Quelli di voi che conoscono un po’ di inglese noteranno che l’ambulanza non serviva per “farli rimettere in piedi”, come dice l’adattamento italiano del film, ma per “portarli via”… in barella (NdR: vedi che guai a tradurre “pick up” alla lettera?), e chi ha un po’ di familiarità col vernacolo dei neri americani riconoscerà che usano certe parole come “motherfucker” e “shit” come punteggiatura nonostante siano parolacce, in maniera analoga a come un siciliano usa la parola “minchia”, per esempio.

Vediamo una possibile alternativa all’adattamento sentito su Netflix, questa è una proposta:

Non ti prendo in giro, la gente mi adora! Se metti questo disco è matematico, qualunque stronzo salta e si dimena. Quando suonavo dal vivo questo pezzo, credimi, la gente sveniva. Finivano in terra e mi toccava chiamare l’ambulanza per portare via tutti quegli stronzi, chiaro? Anzi, ogni volta che suonavo, chiamavano in anticipo l’ospedale e dicevano “Stasera canta Rudy, preparatevi perché qui tra poco svuotiamo il locale”.

L’adattamento italiano di questo film invece sembra concentrato solo a rendere pari-pari molte di queste espressioni che in americano hanno senso, ma in italiano non diremmo mai. E quindi sentiamo frasi tipo “ma che è quella merda?” o “vanno pazzi per quella merda”.

Ecco un esempio di una frase riportata così com’è e che avrebbe forse giovato di un ritocchino. Se Wesley Snipes nel film, stizzito d’essere stato schizzato da una pozzanghera, dice…

“I’m brown sugar, I melt!”

…questa frase non va tradotta letteralmente con:

”Sono zucchero di canna, mi sciolgo!”

per quanto divertente sia recitata da Pino Insegno (bravissimo in quel ruolo). La ragione è che “brown sugar” è una espressione idiomatica legata agli afroamericani, vuol dire sì “zucchero di canna” ma vuol dire anche “donna nera molto attraente”. Nel caso vi chiedeste perché è detta da Wesley Snipes, nel film interpreta il regista D’Urville Martin, un personaggio un po’ eccentrico e quantomeno ambiguo (in tutti i sensi). Il fatto che sia un’espressione idiomatica dovrebbe dissuadere immediatamente dall’idea di tradurlo alla lettera, tra l’altro in italiano il concetto di “zucchero di canna” in quella battuta non è altrettanto immediato, la prima cosa che viene in mente dello zucchero non è il fatto che si sciolga ma che sia dolce; “caramello”, invece, è una parola molto più evocativa, immediatamente fa pensare a qualcosa del colore giusto, che in acqua si squaglia e che è anche possibile associare all’erotismo (di certo più dello zucchero di canna), sarebbe stata un’alternativa azzeccata per questa simpatica gag. Zucchero di canna è una traduzione, caramello è un adattamento. Per fortuna la battuta “Sono zucchero di canna, mi sciolgo!finisce per far ridere lo stesso grazie alla recitazione di Pino Insegno, quindi la noteranno in pochi.

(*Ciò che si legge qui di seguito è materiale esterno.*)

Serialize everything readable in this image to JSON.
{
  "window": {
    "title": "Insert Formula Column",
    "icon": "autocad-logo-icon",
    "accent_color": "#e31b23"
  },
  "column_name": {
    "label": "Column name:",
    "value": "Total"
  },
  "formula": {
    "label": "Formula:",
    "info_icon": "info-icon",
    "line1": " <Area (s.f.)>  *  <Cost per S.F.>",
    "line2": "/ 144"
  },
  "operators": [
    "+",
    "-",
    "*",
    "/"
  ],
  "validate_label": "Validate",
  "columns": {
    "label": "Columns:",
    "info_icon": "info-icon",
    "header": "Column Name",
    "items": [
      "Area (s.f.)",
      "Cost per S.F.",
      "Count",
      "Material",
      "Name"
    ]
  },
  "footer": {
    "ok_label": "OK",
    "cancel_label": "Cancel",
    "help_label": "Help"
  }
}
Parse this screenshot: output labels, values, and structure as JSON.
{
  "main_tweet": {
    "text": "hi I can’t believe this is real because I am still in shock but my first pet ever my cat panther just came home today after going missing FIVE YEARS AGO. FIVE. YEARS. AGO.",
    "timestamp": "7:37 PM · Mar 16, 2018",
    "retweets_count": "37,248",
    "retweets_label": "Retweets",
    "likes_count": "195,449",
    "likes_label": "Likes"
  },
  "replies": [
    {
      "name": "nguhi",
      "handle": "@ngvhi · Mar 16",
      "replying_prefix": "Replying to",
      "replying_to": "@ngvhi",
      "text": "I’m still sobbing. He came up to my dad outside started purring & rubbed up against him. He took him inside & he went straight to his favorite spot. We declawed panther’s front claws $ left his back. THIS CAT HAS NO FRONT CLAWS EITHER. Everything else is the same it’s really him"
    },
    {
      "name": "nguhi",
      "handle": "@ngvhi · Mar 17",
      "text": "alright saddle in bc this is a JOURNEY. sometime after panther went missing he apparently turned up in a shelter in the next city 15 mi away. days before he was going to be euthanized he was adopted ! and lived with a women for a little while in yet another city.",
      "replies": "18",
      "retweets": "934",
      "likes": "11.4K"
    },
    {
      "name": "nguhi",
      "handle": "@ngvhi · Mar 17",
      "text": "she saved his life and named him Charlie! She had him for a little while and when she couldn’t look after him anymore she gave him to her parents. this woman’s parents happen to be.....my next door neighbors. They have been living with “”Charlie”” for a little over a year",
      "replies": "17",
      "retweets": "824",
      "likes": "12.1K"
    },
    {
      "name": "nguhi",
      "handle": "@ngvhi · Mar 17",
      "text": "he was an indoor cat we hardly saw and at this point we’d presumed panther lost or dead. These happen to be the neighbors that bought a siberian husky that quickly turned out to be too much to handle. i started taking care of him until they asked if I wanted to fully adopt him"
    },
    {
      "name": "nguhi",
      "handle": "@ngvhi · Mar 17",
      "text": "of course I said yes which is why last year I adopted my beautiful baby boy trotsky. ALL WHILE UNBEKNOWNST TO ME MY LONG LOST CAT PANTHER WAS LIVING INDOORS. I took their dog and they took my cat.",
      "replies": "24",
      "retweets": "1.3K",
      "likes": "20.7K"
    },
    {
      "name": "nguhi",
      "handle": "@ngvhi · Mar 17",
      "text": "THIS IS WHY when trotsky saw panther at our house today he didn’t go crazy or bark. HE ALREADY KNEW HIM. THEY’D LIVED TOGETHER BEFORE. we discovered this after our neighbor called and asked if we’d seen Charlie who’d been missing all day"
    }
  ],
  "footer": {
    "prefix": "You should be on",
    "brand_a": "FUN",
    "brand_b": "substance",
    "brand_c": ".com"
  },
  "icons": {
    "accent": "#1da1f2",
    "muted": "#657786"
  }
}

A proposito, questo è il cast di doppiaggio di Dolemite is my name, con Fabrizio Vidale, Domitilla D’Amico, Pino Insegno, Roberto Gammino, Mauro Gravina, Massimo Bitossi, Francesco Cavuoto, Antonio Palumbo.

Dolemite molto piacere, fare il culo ai figli di puttana è il mio mestiere!

Sempre in tema di linguaggio e ancora una volta circoscritto al protagonista, ecco la frase ricorrente che dà il titolo al film:

“Dolemite is my name, and fuckin’ up mothafuckas is my game!”

Che viene resa letteralmente in

“Dolemite molto piacere, fare il culo ai figli di puttana è il mio mestiere!”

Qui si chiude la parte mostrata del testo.